The new station’s adjacent parking structure will accommodate 236 parking spaces, with 128 spaces for Police Department fleet vehicles and 108 spaces for employee vehicles.
“I’m very proud to be here,” architect Brian Cearnal told the council Tuesday before the vote. “We’ve been working on it for four years and are looking forward to the next step.”
Mr. Cearnal called it “good news” that the new station will be located downtown. “It makes eminent sense.”
One of the most important elements of the new station is that it will give police department staff a place to park, which they don’t have today at the current station, he said.
The new station will unify dispatch with staff and officers going out on patrol. There will be a practice firing range in the basement, a second-floor meeting room that can be used by multiple city agencies and the public, a single unisex locker room for all officers and employees to use, a fitness facility with outdoor deck and a lounge for police officers complete with outdoor dining space.
Investigations and a crime lab will be on the third floor, as will the police chief’s office.
The station will face the mountains providing “fantastic light in working spaces for office staff,” he said.
The parking structure, he said, would be integrated with the station so it would not feel imposing. “It won’t look like a parking structure.”
Councilmembers were unanimous in praising the project.
“It’s pretty gratifying after all this time,” Councilmember Kristen Sneddon said. “This is a very positive move forward. I’m grateful how many times you paused to address community input.”

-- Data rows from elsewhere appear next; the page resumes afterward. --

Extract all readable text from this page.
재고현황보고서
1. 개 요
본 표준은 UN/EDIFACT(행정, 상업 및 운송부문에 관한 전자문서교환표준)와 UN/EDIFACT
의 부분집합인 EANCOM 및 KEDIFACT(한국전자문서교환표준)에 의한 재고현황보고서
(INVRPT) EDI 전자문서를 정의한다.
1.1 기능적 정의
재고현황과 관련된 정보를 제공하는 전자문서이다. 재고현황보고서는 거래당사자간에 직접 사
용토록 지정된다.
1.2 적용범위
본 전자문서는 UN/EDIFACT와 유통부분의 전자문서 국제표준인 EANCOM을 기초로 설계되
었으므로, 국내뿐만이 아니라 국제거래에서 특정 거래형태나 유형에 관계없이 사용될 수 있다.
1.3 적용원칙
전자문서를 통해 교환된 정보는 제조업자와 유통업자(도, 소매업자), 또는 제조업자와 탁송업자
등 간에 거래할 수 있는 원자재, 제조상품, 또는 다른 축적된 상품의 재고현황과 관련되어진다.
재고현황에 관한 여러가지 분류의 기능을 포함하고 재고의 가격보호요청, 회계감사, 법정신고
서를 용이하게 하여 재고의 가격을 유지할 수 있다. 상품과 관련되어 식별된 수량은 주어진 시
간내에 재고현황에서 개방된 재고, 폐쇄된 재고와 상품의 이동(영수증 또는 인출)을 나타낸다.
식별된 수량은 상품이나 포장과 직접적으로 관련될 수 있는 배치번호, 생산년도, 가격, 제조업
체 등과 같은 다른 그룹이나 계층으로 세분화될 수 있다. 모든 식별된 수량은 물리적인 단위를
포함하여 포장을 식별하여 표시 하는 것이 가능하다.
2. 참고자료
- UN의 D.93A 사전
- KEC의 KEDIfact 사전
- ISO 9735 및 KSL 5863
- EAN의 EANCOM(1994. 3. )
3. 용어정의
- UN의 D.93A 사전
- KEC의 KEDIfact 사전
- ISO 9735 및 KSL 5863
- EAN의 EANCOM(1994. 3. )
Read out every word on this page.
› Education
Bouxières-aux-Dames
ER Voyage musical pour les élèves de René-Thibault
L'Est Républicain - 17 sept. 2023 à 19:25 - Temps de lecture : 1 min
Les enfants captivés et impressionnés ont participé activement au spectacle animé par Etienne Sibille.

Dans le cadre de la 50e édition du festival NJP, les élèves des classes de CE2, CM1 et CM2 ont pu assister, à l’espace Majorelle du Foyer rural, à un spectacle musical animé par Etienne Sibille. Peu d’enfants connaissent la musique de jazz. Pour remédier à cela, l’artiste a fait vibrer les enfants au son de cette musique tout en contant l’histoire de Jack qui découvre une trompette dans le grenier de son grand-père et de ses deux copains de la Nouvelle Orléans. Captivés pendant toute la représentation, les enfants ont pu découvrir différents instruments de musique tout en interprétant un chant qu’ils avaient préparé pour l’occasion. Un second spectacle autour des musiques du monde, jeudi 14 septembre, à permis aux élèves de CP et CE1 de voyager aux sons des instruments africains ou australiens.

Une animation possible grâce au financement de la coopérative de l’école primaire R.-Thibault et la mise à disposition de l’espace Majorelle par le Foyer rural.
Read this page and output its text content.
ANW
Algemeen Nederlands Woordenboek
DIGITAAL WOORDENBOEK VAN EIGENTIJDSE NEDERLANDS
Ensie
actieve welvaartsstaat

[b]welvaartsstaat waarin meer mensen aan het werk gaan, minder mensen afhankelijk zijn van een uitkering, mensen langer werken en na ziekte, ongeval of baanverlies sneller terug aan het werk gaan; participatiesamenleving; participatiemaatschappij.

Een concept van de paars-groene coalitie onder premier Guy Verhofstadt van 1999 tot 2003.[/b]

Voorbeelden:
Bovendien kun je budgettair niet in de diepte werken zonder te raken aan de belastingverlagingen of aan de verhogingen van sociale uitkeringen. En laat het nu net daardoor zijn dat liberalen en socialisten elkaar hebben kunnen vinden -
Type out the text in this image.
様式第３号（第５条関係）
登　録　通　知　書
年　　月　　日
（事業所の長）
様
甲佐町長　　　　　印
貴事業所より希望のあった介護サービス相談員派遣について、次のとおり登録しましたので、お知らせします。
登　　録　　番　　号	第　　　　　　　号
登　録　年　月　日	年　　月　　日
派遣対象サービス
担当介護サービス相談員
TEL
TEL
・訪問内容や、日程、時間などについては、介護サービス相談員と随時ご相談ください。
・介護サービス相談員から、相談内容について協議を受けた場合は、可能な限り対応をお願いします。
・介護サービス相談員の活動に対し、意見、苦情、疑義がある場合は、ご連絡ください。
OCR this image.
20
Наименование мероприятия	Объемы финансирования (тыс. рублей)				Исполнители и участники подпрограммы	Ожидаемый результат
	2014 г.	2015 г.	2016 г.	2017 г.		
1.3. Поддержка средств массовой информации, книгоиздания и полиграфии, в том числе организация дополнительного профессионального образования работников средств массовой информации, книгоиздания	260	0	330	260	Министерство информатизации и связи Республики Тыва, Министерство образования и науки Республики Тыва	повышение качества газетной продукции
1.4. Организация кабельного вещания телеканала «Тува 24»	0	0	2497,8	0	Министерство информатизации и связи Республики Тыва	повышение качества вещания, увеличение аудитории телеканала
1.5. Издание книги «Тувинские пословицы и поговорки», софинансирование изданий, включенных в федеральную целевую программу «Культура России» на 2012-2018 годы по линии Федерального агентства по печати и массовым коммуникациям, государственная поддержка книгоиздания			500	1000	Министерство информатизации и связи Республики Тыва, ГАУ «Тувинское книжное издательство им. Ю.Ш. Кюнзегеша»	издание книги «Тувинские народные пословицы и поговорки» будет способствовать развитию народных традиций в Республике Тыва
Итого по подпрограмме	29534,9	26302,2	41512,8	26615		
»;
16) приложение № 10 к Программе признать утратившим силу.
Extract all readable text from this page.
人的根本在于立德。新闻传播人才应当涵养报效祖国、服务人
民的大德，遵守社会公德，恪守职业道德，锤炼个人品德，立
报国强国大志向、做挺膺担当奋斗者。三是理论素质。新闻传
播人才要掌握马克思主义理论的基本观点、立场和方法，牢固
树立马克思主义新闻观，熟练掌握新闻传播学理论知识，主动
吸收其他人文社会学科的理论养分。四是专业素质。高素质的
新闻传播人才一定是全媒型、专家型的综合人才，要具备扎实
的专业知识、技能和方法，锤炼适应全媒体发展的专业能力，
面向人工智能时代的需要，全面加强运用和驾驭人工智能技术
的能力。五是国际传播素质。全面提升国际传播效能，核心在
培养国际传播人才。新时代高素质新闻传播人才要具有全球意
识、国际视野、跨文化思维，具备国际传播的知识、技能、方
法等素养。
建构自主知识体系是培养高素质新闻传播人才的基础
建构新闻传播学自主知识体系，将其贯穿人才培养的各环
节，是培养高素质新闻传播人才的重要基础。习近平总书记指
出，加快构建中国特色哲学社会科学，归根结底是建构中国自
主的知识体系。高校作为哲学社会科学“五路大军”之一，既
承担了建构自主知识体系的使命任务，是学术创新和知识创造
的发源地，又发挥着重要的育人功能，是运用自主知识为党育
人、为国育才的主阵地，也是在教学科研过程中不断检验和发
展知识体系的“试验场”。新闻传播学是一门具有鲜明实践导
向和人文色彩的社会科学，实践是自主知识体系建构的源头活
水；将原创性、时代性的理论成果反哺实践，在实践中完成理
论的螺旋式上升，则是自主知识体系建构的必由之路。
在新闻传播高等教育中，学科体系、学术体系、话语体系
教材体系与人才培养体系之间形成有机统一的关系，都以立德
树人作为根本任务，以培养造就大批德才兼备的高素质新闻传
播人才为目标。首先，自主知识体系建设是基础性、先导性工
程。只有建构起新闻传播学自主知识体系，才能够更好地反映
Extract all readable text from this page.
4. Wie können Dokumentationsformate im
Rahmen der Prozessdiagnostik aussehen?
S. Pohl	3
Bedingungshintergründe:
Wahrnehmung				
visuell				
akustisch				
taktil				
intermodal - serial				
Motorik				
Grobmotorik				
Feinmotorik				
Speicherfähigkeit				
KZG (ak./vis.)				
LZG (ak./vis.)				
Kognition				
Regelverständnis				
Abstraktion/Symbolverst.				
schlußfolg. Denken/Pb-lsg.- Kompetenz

Councilmember Meagan Harmon agreed. “It really is remarkable. I’m happy to be here and to be moving this forward.”
She noted that now is the time to consider what to do with the current station once the new one is built. “We should include what that will become as part of the conversation,” she said, suggesting it might be “very well-suited” for affordable housing.
Councilmember Mike Jordan congratulated “the entire team” for working on the project. “Some are going to say the men and women on the force deserve this building, but everyone of our employees deserve to work in a safe and modern building.”
“We’ve waited four long years,” added Councilmember Eric Friedman. “This is one of the most important ways we have as a city to recruit and retain a police force. We want all of our staff to be able to live within the city. When that can’t happen, we have to have a great work environment.”
Noted Mayor Randy Rowse, “The community has waited a long time. It’s time to get going.”
In other business, the council voted unanimously to direct staff to negotiate a one-year extension of the current solid waste hauler franchise agreement with local company MarBorg Industries. If an agreement is not reached within eight months, the city retains the right to talk to other waste haulers.
Several speakers praised MarBorg for going far beyond its contract in dealing with the city, businesses, residents and nonprofits, calling them responsible and extremely responsive to customers’ needs.
“They’re more than a trash company. I don’t know what we’d do without them. They’re part of the community,” said Hillary Hauser, president and executive director of the nonprofit Heal the Ocean.
Earlier in the meeting, the council approved items on their consent calendar without discussion, including:
— Updating the Santa Barbara Airport Master Plan by authorizing the airport to execute a $919,000-plus contract with Mead and Hunt Inc. for master planning services.
— Ratifying a three-year pact negotiated between the city and the Santa Barbara City Firefighters’ Association calling for across-the-board salary increases of 1.5% effective July 30 and 3% as of July 30, 2023.
— Authorizing an agreement with Carbon Solutions Group EV for another 92 electric vehicle charging stations to be installed in the city on top of the 66 already in operation, with the potential of adding more up to a total of 258 stations.